I'm working on a problem 2.3a in Shalev-Shwartz/Ben-David's Machine learning textbook, which states:
An axis aligned rectangle classifier in the plane is a classifier that assigns 1 to a point if and only if it is inside a certain rectangle. Formally, given real numbers $a_1\leq b_1, a_2\leq b_2,$ define the classifier $h_{(a_1, b_1, a_2, b_2)}$ by $$ h_{(a_1, b_1, a_2, b_2)}(x_1, x_2) = \begin{cases}1&\textrm{if $a_1\leq x_1\leq b_1$ and $a_2\leq x_2\leq b_2$}\\ 0&\textrm{otherwise}\end{cases} $$ The class of all axis aligned rectangles in the plane is defined as $\mathcal{H}_\mathrm{rec}^2 = \{h_{(a_1, b_1, a_2, b_2)}:\textrm{$a_1\leq b_1$ and $a_2\leq b_2$}\}$...rely on realizability assumption. Let $A$ be an algorithm that returns the smallest rectangle enclosing all positive examples in the training set. Show that $A$ is ERM (empirical risk minimizer).
I don't understand why $A$ would be ERM, when the domain/instance space is infinite. Below is the counterexample I considered to this claim.
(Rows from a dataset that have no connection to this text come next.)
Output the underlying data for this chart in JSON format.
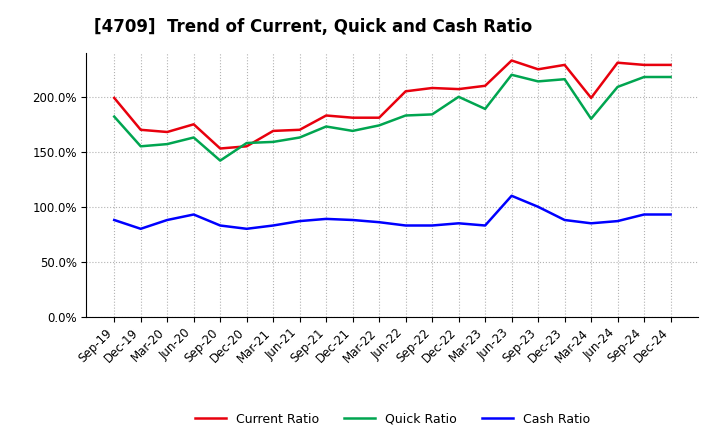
{
  "title": "[4709]  Trend of Current, Quick and Cash Ratio",
  "labels": [
    "Sep-19",
    "Dec-19",
    "Mar-20",
    "Jun-20",
    "Sep-20",
    "Dec-20",
    "Mar-21",
    "Jun-21",
    "Sep-21",
    "Dec-21",
    "Mar-22",
    "Jun-22",
    "Sep-22",
    "Dec-22",
    "Mar-23",
    "Jun-23",
    "Sep-23",
    "Dec-23",
    "Mar-24",
    "Jun-24",
    "Sep-24",
    "Dec-24"
  ],
  "current_ratio": [
    199,
    170,
    168,
    175,
    153,
    155,
    169,
    170,
    183,
    181,
    181,
    205,
    208,
    207,
    210,
    233,
    225,
    229,
    199,
    231,
    229,
    229
  ],
  "quick_ratio": [
    182,
    155,
    157,
    163,
    142,
    158,
    159,
    163,
    173,
    169,
    174,
    183,
    184,
    200,
    189,
    220,
    214,
    216,
    180,
    209,
    218,
    218
  ],
  "cash_ratio": [
    88,
    80,
    88,
    93,
    83,
    80,
    83,
    87,
    89,
    88,
    86,
    83,
    83,
    85,
    83,
    110,
    100,
    88,
    85,
    87,
    93,
    93
  ],
  "ylim": [
    0,
    240
  ],
  "yticks": [
    0,
    50,
    100,
    150,
    200
  ],
  "ytick_labels": [
    "0.0%",
    "50.0%",
    "100.0%",
    "150.0%",
    "200.0%"
  ],
  "current_color": "#e8000d",
  "quick_color": "#00a550",
  "cash_color": "#0000ff",
  "bg_color": "#ffffff",
  "plot_bg_color": "#ffffff",
  "grid_color": "#aaaaaa",
  "line_width": 1.8,
  "legend_labels": [
    "Current Ratio",
    "Quick Ratio",
    "Cash Ratio"
  ],
  "title_fontsize": 12,
  "tick_fontsize": 8.5
}
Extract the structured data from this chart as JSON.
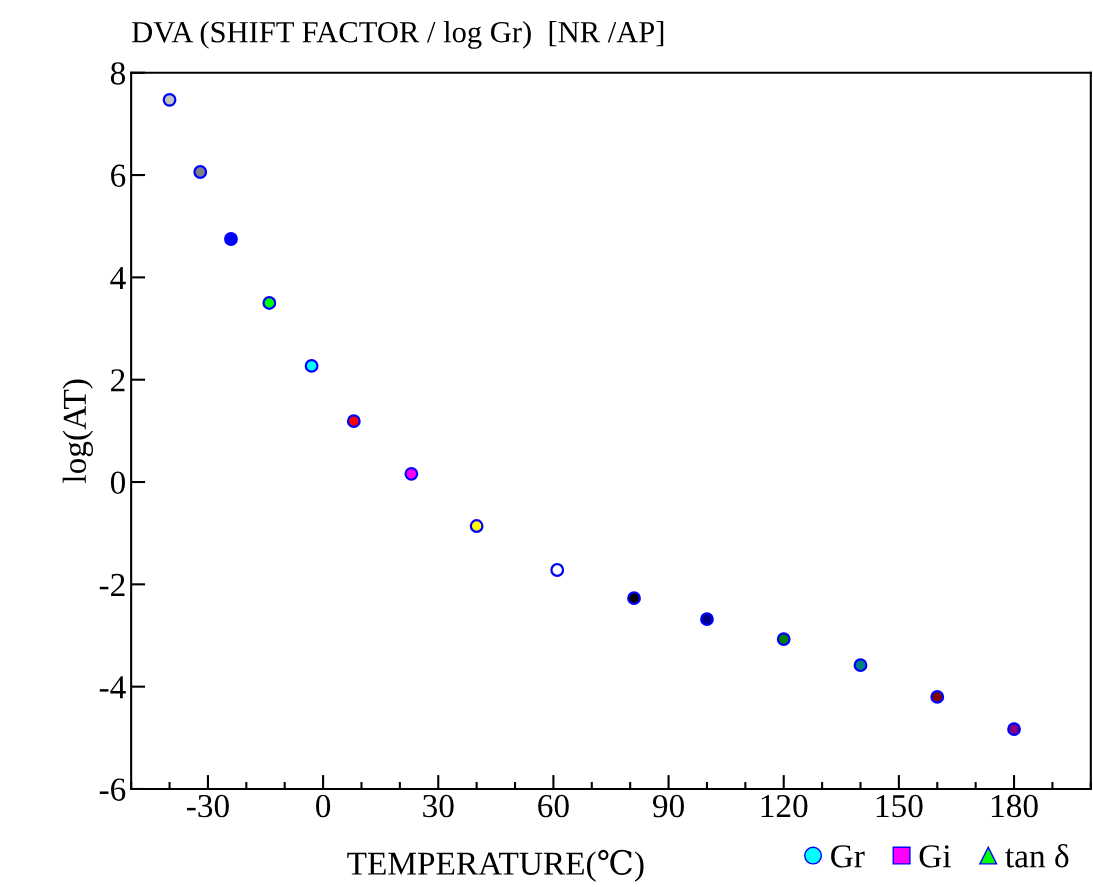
{
  "chart_data": {
    "type": "scatter",
    "title": "DVA (SHIFT FACTOR / log Gr)  [NR /AP]",
    "xlabel": "TEMPERATURE(℃)",
    "ylabel": "log(AT)",
    "xlim": [
      -50,
      200
    ],
    "xticks": [
      -30,
      0,
      30,
      60,
      90,
      120,
      150,
      180
    ],
    "ylim": [
      -6,
      8
    ],
    "yticks": [
      -6,
      -4,
      -2,
      0,
      2,
      4,
      6,
      8
    ],
    "grid": false,
    "legend": "bottom right",
    "series": [
      {
        "name": "Gr",
        "color": "#00ffff",
        "marker": "circle",
        "x": [
          -40,
          -32,
          -24,
          -14,
          -3,
          8,
          23,
          40,
          61,
          81,
          100,
          120,
          140,
          160,
          180
        ],
        "values": [
          7.47,
          6.06,
          4.75,
          3.5,
          2.27,
          1.19,
          0.16,
          -0.86,
          -1.72,
          -2.27,
          -2.68,
          -3.07,
          -3.58,
          -4.2,
          -4.83
        ],
        "colors": [
          "#c0c0c0",
          "#808080",
          "#0000ff",
          "#00ff00",
          "#00ffff",
          "#ff0000",
          "#ff00ff",
          "#ffff00",
          "#ffffff",
          "#000000",
          "#000080",
          "#008000",
          "#008080",
          "#800000",
          "#800080"
        ]
      },
      {
        "name": "Gi",
        "color": "#ff00ff",
        "marker": "square"
      },
      {
        "name": "tan δ",
        "color": "#00ff00",
        "marker": "triangle"
      }
    ]
  }
}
For simplicity, consider the one-dimensional case, where the rectangles would be intervals. Sample instance $x\sim \mathcal{U}_{[0, 1]}$ from a uniform distribution over $[0, 1]$, where the labeling function $f:[0, 1]\to\{0, 1\}$ is defined by $$ f(x) = \begin{cases} 1 &\textrm{x = 0 or x = 1}\\ 0 &\textrm{otherwise,} \end{cases} $$ then the realizability assumption holds as there exists an $h^*$ whose rectangle described by the singleton $\{1\}$ has an error set $\{0\}$ of measure $0$. However, in the case of a particular sample $$ S = \{0, 1/4, 1/2, 3/4, 1\}, $$ the smallest rectangle $A$ is the interval $[0, 1]$, and the consequent classifier $h_A$ has an empirical error of $L_S(h_A) = 3/5$. In contrast, the classifier $h^*$ has empirical error $L_S(h^*) = 1/5$, a lower error than the classifier described by $A$, even though it doesn't contain all positive examples. Therefore $A$ does not minimize empirical error.